Alternatively, if you feel as though sending a closure message might feel too confrontational, that’s fine; you can move straight on to the next step.
After accepting full closure from being ghosted, the best thing to do is delete your message chain and any photos or reminders of the ghoster from your phone. These reminders are likely to cause painful emotions to resurface, and they won’t help you get emotional closure or insight into why you got ghosted.
Once you have erased their memory, finding a new distraction can be helpful to move on from being ghosted. Remind yourself of your skills and hobbies, go out with friends and feel great simply being you. Most importantly, remind yourself that this probably isn’t about you or anything you did wrong. If this person chose the strategy of ghosting to break up with you, it likely tells you something about them and their shortcomings, rather than indicating that the problem lies with you.
In conclusion, ghosting is never enjoyable to experience, no matter to what degree of severity it is. What we would advise, however, is that if you have experienced ghosting – whether once or multiple times – and it starts to take a toll on your mental health, it may be best to take a break from online dating.

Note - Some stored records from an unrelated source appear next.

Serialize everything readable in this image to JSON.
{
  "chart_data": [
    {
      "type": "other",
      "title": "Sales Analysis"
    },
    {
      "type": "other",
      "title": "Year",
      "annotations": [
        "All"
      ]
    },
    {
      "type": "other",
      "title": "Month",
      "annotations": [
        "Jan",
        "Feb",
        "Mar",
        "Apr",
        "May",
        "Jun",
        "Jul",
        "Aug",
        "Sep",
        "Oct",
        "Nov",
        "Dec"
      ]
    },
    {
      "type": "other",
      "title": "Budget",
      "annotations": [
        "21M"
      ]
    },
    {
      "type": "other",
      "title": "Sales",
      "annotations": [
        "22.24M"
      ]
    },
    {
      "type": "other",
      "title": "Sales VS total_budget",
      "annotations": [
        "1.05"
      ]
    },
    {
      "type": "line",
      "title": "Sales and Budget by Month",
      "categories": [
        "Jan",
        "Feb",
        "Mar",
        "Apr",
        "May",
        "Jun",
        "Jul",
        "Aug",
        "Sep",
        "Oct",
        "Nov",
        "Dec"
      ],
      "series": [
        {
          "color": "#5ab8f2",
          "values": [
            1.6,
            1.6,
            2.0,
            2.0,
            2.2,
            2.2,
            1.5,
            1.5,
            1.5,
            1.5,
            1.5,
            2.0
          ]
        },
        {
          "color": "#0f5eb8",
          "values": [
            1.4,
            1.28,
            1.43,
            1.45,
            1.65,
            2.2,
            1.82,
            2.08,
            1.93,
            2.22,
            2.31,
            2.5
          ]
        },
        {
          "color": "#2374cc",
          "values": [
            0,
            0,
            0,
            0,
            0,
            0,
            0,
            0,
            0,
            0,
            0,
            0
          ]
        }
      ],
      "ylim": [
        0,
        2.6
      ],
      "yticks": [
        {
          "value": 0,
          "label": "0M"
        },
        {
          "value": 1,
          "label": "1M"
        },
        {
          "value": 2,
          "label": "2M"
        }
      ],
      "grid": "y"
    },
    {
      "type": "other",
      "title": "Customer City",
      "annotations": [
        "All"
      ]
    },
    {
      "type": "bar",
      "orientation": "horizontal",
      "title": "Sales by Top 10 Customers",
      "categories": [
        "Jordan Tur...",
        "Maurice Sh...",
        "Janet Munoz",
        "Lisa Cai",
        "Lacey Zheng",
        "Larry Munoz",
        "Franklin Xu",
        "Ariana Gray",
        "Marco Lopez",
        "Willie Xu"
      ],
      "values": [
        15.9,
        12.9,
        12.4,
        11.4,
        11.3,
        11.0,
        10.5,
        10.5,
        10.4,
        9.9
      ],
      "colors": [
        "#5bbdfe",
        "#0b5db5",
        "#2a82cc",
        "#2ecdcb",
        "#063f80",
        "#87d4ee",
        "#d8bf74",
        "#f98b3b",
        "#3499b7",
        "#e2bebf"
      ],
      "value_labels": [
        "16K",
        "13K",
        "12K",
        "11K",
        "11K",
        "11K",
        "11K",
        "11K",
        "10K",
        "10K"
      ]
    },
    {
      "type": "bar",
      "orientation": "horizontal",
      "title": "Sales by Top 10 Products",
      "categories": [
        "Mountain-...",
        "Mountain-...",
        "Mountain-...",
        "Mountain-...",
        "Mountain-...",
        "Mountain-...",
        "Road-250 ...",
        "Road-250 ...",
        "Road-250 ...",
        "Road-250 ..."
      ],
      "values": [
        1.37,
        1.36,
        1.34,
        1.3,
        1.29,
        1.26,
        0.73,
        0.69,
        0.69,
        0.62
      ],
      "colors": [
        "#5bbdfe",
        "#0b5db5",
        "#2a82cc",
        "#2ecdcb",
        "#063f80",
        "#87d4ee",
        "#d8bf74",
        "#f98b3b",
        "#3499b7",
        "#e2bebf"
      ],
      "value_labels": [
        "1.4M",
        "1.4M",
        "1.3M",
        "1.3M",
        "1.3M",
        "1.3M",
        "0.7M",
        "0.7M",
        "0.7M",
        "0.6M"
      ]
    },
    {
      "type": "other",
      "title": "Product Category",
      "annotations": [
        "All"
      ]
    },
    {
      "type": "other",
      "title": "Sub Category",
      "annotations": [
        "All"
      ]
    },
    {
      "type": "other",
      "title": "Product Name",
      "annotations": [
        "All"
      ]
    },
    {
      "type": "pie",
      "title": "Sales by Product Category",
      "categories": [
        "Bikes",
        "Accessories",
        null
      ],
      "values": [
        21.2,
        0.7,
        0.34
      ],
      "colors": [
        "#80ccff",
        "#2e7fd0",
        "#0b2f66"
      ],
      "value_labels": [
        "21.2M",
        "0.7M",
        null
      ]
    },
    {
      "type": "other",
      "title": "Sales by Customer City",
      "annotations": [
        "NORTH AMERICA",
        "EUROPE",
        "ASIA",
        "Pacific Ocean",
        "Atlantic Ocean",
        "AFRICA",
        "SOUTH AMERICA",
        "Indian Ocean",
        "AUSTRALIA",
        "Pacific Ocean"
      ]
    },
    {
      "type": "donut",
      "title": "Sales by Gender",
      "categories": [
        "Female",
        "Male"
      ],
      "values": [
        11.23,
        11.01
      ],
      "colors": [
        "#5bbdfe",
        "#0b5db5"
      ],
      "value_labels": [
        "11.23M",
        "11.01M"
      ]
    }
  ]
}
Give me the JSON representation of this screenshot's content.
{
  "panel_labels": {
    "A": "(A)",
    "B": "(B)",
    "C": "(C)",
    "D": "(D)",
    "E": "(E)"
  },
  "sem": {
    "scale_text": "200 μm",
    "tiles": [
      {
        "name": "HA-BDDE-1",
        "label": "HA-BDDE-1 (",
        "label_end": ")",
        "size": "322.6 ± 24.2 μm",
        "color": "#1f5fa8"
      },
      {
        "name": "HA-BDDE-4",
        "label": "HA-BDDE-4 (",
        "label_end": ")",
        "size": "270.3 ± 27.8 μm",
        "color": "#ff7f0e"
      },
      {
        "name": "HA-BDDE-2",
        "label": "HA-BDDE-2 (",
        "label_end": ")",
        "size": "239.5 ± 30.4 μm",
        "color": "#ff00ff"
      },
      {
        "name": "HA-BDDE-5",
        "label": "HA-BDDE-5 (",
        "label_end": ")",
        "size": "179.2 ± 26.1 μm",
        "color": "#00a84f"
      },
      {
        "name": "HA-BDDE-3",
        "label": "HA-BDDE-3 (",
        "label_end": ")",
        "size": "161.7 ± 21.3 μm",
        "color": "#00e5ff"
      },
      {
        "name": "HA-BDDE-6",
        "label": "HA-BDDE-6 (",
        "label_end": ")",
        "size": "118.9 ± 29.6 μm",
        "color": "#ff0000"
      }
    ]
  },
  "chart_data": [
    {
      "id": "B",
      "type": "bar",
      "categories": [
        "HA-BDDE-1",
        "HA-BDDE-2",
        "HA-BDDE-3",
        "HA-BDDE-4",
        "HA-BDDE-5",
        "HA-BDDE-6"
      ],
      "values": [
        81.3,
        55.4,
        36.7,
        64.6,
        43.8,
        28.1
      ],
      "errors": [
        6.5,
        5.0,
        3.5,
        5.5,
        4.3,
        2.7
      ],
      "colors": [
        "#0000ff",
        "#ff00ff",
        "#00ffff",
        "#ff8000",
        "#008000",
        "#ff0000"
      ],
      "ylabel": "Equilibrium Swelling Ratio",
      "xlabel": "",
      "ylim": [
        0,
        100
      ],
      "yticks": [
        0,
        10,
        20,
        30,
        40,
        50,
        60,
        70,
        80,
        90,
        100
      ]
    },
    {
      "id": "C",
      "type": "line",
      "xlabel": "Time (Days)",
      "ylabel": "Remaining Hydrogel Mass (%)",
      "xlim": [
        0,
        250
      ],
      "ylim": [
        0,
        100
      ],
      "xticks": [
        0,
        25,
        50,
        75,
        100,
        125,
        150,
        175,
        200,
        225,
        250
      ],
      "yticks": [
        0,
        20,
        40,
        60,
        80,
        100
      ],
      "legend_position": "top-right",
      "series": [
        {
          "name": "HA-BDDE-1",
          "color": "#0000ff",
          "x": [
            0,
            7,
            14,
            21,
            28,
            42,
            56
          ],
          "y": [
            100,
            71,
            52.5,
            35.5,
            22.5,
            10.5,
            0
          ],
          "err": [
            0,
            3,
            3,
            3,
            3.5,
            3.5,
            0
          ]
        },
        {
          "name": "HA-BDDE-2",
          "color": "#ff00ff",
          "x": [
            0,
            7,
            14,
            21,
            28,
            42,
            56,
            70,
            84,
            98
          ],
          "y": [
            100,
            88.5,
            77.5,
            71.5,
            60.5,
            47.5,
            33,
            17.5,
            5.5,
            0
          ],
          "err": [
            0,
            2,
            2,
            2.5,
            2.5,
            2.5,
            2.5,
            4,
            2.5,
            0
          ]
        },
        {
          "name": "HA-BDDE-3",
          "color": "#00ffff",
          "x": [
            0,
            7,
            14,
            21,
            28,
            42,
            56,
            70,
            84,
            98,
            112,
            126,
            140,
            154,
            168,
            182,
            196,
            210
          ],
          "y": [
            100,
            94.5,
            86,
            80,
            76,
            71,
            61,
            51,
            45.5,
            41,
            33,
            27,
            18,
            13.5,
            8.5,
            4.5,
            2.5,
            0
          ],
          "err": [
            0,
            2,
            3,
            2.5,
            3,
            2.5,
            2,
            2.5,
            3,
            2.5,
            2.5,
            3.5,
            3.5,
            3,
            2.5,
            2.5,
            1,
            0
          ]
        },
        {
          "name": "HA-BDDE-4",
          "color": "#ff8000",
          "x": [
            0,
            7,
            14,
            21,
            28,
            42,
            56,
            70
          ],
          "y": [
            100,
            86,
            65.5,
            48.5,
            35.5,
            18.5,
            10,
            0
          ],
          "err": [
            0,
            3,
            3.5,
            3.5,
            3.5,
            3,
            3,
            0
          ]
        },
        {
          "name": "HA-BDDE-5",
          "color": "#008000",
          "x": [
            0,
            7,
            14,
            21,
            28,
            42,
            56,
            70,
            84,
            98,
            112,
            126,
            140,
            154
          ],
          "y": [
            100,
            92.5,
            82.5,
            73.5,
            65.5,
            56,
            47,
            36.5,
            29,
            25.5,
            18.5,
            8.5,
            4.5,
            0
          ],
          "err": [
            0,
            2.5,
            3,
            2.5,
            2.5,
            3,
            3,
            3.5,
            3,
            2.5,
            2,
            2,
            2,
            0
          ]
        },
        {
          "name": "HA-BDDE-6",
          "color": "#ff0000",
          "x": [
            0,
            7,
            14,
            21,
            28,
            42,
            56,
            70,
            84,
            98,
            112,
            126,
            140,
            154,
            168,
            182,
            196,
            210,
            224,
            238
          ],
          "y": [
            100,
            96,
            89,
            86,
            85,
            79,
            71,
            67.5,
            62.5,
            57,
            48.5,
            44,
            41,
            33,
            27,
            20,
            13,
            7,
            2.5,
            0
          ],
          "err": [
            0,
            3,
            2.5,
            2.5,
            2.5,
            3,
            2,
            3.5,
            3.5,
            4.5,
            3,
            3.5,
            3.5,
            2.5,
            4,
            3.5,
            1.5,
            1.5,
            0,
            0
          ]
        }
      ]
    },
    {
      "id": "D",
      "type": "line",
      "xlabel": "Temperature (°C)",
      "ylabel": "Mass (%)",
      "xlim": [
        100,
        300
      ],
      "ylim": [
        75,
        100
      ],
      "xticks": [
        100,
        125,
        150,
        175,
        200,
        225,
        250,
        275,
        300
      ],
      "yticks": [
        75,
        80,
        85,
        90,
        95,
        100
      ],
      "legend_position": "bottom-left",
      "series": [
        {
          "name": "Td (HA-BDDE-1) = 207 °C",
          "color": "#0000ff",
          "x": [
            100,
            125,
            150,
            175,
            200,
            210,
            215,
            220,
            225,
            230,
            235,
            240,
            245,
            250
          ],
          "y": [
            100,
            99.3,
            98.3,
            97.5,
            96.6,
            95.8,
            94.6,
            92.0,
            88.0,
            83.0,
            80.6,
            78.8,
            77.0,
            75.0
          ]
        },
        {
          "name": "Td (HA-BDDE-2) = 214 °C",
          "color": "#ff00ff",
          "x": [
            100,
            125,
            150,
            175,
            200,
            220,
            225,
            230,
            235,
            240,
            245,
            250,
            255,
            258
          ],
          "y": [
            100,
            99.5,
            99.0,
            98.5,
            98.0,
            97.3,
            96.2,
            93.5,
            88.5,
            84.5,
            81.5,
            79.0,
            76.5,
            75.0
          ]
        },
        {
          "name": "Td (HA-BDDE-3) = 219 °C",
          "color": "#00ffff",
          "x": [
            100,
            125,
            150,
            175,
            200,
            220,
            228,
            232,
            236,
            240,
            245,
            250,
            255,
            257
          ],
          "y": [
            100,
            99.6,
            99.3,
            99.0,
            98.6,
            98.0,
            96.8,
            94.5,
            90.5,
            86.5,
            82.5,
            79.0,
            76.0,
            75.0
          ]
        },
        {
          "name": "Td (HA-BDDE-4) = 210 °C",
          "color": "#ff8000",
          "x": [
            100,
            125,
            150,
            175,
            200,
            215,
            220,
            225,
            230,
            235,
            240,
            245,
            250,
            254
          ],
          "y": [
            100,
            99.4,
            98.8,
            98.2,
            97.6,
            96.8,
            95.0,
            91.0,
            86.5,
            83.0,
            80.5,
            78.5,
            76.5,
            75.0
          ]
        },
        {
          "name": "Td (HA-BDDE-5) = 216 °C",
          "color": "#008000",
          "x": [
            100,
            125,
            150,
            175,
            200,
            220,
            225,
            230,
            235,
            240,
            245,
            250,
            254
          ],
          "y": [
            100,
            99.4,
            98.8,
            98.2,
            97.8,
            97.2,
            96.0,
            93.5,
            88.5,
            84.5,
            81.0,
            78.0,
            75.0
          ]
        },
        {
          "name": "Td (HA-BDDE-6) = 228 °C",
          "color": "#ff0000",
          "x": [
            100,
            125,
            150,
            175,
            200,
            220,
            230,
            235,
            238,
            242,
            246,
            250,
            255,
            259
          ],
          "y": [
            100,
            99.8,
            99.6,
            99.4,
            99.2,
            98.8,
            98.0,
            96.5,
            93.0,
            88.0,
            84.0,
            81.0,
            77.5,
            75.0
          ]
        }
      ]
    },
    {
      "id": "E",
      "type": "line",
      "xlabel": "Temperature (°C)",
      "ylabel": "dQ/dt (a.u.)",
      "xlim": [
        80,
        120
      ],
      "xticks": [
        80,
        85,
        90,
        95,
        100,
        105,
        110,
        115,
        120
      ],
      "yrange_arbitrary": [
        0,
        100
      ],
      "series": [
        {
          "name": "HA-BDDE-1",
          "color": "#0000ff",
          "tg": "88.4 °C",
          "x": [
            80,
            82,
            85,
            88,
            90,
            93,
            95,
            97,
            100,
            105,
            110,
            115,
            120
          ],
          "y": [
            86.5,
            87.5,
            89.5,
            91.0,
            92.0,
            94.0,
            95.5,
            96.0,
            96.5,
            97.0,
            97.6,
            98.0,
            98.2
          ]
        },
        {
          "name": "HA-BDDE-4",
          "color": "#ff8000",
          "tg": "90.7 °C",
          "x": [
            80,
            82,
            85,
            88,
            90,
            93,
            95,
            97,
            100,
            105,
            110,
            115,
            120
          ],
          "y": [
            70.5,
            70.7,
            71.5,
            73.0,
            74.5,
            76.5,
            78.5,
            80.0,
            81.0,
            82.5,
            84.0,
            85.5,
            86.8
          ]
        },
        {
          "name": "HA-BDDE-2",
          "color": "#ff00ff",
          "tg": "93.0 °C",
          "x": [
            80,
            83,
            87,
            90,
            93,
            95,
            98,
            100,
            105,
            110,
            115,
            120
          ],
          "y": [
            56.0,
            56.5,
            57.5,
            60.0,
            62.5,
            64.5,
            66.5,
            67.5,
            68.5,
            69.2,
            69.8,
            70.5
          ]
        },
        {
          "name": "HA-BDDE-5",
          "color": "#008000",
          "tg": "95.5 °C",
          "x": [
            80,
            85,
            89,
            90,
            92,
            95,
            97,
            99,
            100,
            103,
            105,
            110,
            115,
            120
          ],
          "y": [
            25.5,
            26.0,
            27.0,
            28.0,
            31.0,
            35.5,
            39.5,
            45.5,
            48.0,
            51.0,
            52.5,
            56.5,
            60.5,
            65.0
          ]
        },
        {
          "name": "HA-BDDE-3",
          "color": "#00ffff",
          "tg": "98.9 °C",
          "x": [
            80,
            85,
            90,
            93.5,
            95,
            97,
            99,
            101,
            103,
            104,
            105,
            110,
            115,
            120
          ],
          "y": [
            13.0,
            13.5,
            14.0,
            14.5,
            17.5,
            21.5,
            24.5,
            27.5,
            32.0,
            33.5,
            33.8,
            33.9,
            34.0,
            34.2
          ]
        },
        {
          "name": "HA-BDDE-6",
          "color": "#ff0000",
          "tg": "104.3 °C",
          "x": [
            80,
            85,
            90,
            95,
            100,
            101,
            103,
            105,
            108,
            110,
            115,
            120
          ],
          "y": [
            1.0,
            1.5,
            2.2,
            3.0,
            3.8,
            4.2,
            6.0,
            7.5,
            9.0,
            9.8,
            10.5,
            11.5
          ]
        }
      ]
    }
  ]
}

This could be for a month or more – take however long you need.
Get reconnected with yourself, rekindle a sense of self-love while spending time with friends and family – chosen and/or biological. After rekindling that self-love, you’ll be radiating with confidence and surely will be ready to share that with some new matches. Remember that rejection happens to the best of us. Nicole Kidman once spoke of getting rejected by Jimmy Fallon at his apartment in the ’90s, so if there’s any moral to the story, it’s that if Nicole Kidman can get rejected, we can’t be that bad!